Die Zielgruppe der über 40-Jährigen ohne Kinder sei dagegen eher wenig auf Volksfesten vertreten. „Dies ist aber zugleich die Zielgruppe, die insgesamt über das größte Einkommen verfügt und ein intensives Interesse an Abwechslung und werthaltigem Konsum hat.“ Die Verfasser kommen zu dem Schluss: „Eine strategische Neuausrichtung der Volksfeste muss sich also daran orientieren, diese Zielgruppe für das Volksfest wieder zurückzugewinnen, das Volksfest also wieder zu einem Erlebnis für alle Altersgruppen zu entwickeln. Was auch die positive Entwicklung der Weihnachtsmärkte zeigt.“

Dies setzen die Schneiders um. Statt in eine neue Achterbahn zu investieren, haben sie vier Millionen Euro ausgegeben und sich in Holland den Aussichtsturm Skyliner bauen lassen. Seit zwei Monaten sind sie mit 270 Tonnen schweren Turm auf Reisen. „Wir haben ihn selbst geplant“, sagt Schneider, „die Entwicklung hat zwei Jahre gedauert.“ Zuvor betrieben sie ein ja auch nicht gerade rasantes Riesenrad, doch „mit dem Turm kann wirklich jeder mitfahren, vom Baby bis zur Oma“. Ein Riesenrad 2.0 sozusagen. 60 Gäste haben Platz in der Kanzel, die sich langsam auf 70 Meter Höhe schraubt. Man sitzt auf einer Bank, schaut durch die durchgehende Scheibe, die gebogen ist, damit man die Außenwelt und nicht sich selbst fotografiert. Die Kanzel dreht sich, und eine Frauenstimme erläutert, was man so sehen kann: Neckar, Grabkapelle, Stadion, Mercedes-Museum. Eine Bildungsreise für Reingeschmeckte. Den Schneiders schwebt aber auch noch eine Geschichtslektion vor. Mit dem Volksfestverein haben sie Kontakt aufgenommen, um Historisches über Bad Cannstatt und das Volksfest zu erfahren, damit noch mehr Lehrreiches vom Band erklingt.
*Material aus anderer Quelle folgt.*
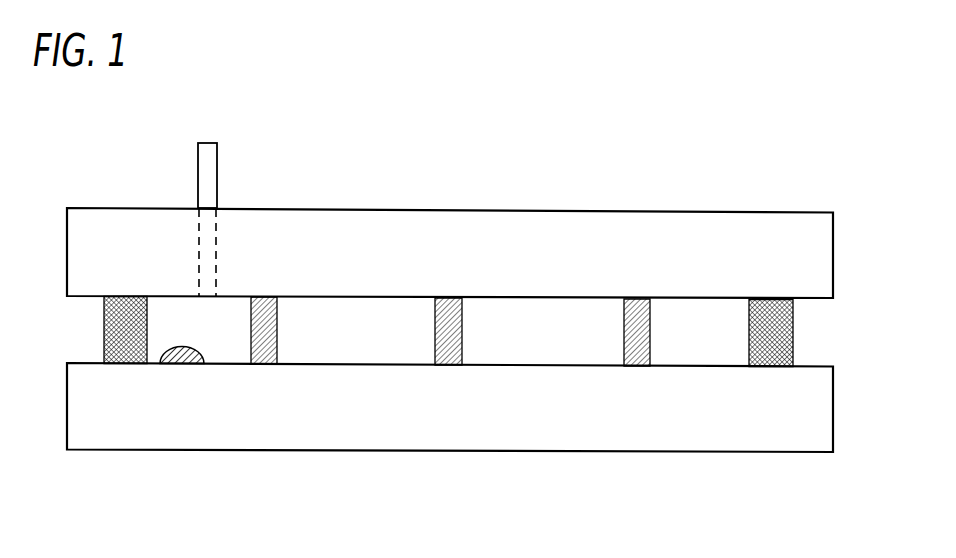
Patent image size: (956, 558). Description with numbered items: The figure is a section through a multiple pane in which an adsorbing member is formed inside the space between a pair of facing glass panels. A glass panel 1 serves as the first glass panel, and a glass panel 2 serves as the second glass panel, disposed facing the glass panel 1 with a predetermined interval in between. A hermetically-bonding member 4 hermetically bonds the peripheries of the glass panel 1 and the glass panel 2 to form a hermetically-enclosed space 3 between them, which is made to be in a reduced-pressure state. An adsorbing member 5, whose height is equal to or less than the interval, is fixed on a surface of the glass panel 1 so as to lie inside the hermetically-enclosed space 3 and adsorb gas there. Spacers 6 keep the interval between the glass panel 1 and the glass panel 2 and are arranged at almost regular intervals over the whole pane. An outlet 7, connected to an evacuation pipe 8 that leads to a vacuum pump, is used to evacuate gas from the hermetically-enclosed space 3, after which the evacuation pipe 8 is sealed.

The glass panel 1 is at (697, 407).
The glass panel 2 is at (622, 243).
The hermetically-enclosed space 3 is at (522, 345).
The hermetically-bonding member 4 is at (118, 328).
The adsorbing member 5 is at (178, 364).
The spacers 6 is at (263, 353).
The outlet 7 is at (212, 227).
The evacuation pipe 8 is at (210, 162).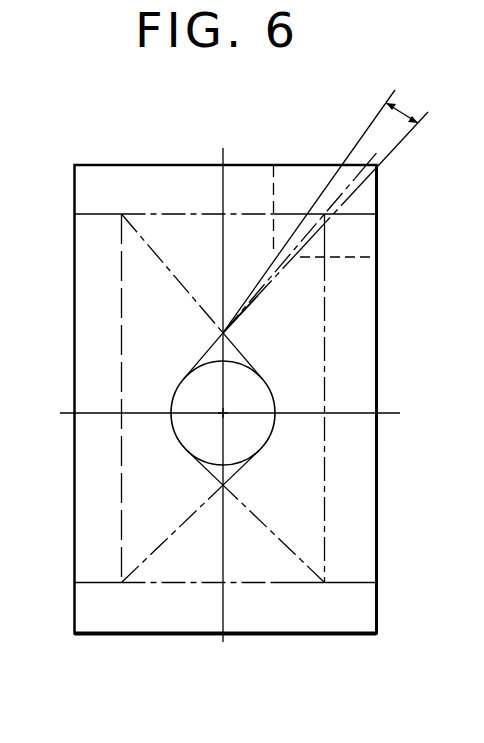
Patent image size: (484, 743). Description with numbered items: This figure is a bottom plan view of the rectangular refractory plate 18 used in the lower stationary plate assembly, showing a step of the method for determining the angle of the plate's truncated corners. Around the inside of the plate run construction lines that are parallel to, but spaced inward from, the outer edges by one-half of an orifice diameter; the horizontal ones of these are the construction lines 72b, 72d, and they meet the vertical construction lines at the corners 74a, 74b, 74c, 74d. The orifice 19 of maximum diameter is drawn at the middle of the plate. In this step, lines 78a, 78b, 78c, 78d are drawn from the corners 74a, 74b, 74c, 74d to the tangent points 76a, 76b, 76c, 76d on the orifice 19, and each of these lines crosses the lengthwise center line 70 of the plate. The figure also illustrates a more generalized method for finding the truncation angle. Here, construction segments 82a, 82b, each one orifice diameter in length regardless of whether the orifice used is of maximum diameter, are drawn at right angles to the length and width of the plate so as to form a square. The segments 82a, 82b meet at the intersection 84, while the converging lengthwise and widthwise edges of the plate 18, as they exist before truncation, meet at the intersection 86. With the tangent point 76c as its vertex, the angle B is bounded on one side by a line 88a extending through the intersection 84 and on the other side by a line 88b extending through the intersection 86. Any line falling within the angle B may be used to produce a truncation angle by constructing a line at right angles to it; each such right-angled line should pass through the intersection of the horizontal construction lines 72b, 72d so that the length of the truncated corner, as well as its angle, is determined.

The lengthwise center line 70 is at (224, 612).
The horizontal construction line 72d is at (183, 214).
The horizontal construction line 72b is at (200, 583).
The corner 74a is at (122, 582).
The corner 74b is at (324, 582).
The corner 74c is at (324, 214).
The corner 74d is at (122, 214).
The plate 18 is at (195, 249).
The orifice 19 is at (265, 434).
The tangent point 76a is at (252, 458).
The tangent point 76b is at (187, 451).
The tangent point 76c is at (190, 371).
The tangent point 76d is at (262, 346).
The tangent line 78a is at (198, 511).
The tangent line 78b is at (262, 523).
The tangent line 78c is at (258, 292).
The tangent line 78d is at (175, 277).
The construction segment 82a is at (274, 231).
The construction segment 82b is at (343, 258).
The intersection of segments 84 is at (280, 398).
The intersection of plate edges 86 is at (378, 166).
The line bounding angle B 88a is at (371, 123).
The line bounding angle B 88b is at (402, 140).
The angle B is at (412, 118).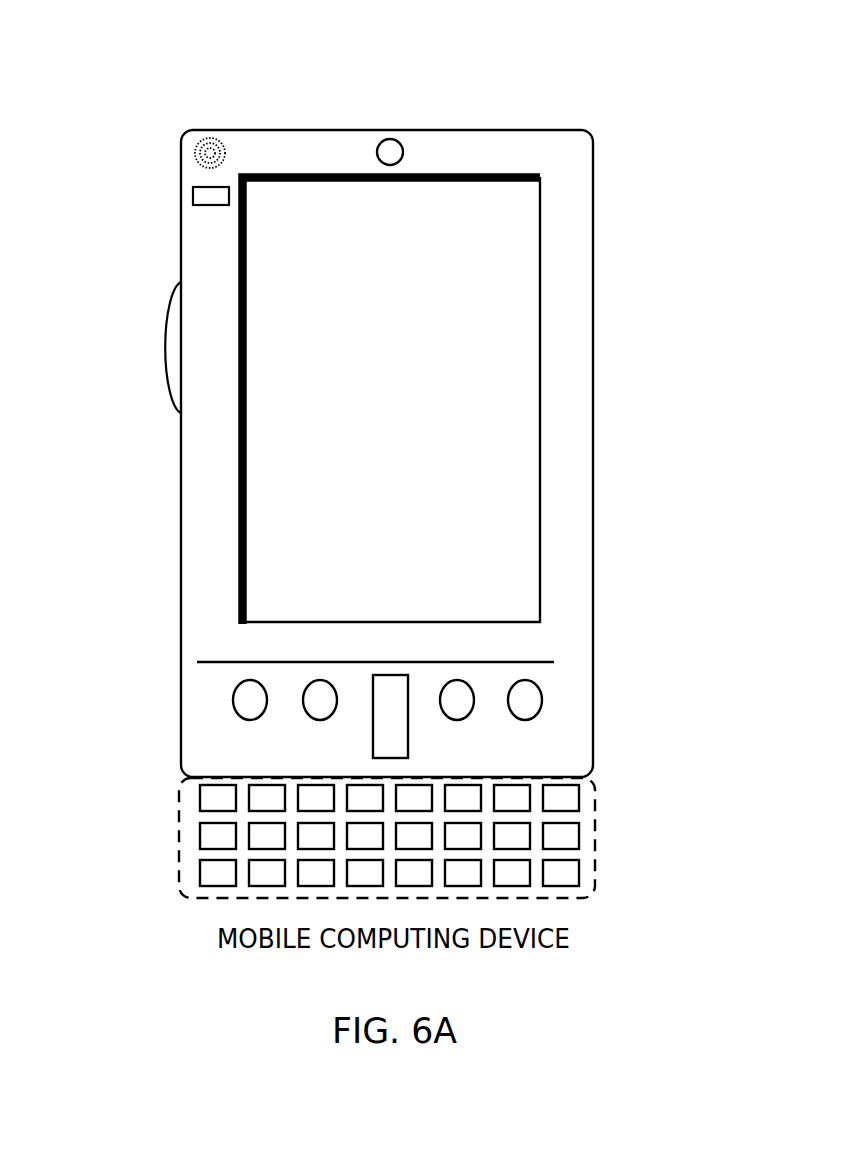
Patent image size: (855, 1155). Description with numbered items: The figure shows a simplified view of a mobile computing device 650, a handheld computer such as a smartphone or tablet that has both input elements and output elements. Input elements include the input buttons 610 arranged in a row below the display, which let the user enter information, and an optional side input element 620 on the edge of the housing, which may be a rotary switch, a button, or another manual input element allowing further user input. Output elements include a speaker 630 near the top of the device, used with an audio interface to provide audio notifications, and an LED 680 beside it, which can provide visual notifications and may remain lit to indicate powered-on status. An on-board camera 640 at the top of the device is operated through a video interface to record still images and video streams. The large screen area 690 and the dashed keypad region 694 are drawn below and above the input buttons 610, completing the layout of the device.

The input buttons 610 is at (528, 710).
The side input element 620 is at (157, 355).
The speaker 630 is at (194, 142).
The on-board camera 640 is at (400, 149).
The mobile computing device 650 is at (593, 147).
The LED 680 is at (193, 187).
The display screen 690 is at (267, 560).
The keyboard 694 is at (178, 867).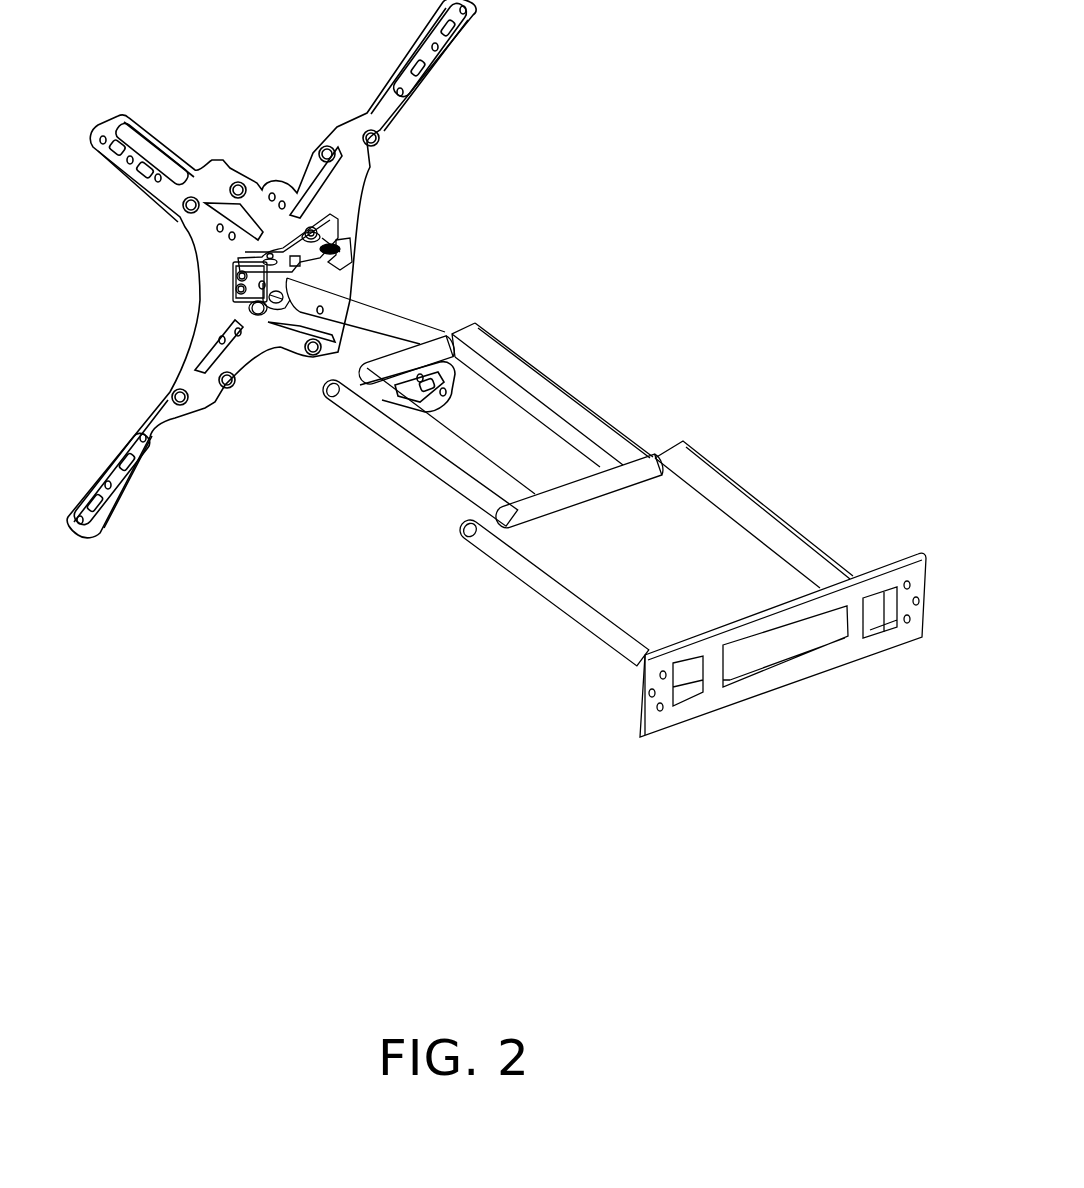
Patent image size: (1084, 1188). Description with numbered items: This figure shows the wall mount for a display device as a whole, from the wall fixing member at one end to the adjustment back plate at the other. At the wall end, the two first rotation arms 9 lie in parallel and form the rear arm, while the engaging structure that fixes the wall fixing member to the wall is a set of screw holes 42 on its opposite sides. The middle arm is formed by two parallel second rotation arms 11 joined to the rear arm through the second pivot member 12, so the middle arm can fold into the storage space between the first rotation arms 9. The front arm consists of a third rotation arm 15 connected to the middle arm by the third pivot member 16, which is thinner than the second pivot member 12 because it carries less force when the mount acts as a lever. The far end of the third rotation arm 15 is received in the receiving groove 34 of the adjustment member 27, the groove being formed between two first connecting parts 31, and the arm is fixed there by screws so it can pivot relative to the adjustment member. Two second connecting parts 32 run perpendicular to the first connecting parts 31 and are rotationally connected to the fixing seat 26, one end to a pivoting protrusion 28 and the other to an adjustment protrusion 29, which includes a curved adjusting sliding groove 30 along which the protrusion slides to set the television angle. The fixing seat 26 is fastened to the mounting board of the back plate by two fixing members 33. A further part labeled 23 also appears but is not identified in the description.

The first rotation arms 9 is at (583, 592).
The second rotation arms 11 is at (423, 437).
The second pivot member 12 is at (660, 466).
The third rotation arm 15 is at (383, 330).
The third pivot member 16 is at (450, 338).
The bracket 23 is at (345, 264).
The fixing seat 26 is at (230, 282).
The adjustment member 27 is at (259, 316).
The pivoting protrusion 28 is at (253, 257).
The adjustment protrusion 29 is at (338, 249).
The adjusting sliding groove 30 is at (322, 232).
The first connecting parts 31 is at (270, 295).
The second connecting parts 32 is at (270, 253).
The fixing members 33 is at (255, 285).
The receiving groove 34 is at (294, 254).
The screw holes 42 is at (644, 693).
Gerne würden sie ihren Turm auch in der Innenstadt aufstellen. „Wir waren in Hannover beim Maschseefest“, sagt Schneider, „und beim Weindorf könnten wir uns den Turm auch gut in der Stuttgarter Innenstadt vorstellen.“ Platz brauche er weniger als ein Riesenrad. Weintrinker haben es ja gerne gemütlich, doch im Rathaus will man derzeit nicht so hoch hinaus und ist bestrebt, den Bürgern Bodenhaftung zu verordnen. Den Fernsehturm hat man geschlossen. Und nun ein Turm in der Innenstadt? Dabei würde es gerade den Stadtoberen nutzen. Um es mit dem Dichter Ludwig Thoma zu sagen: Man käme den himmlischen Einfällen wieder näher.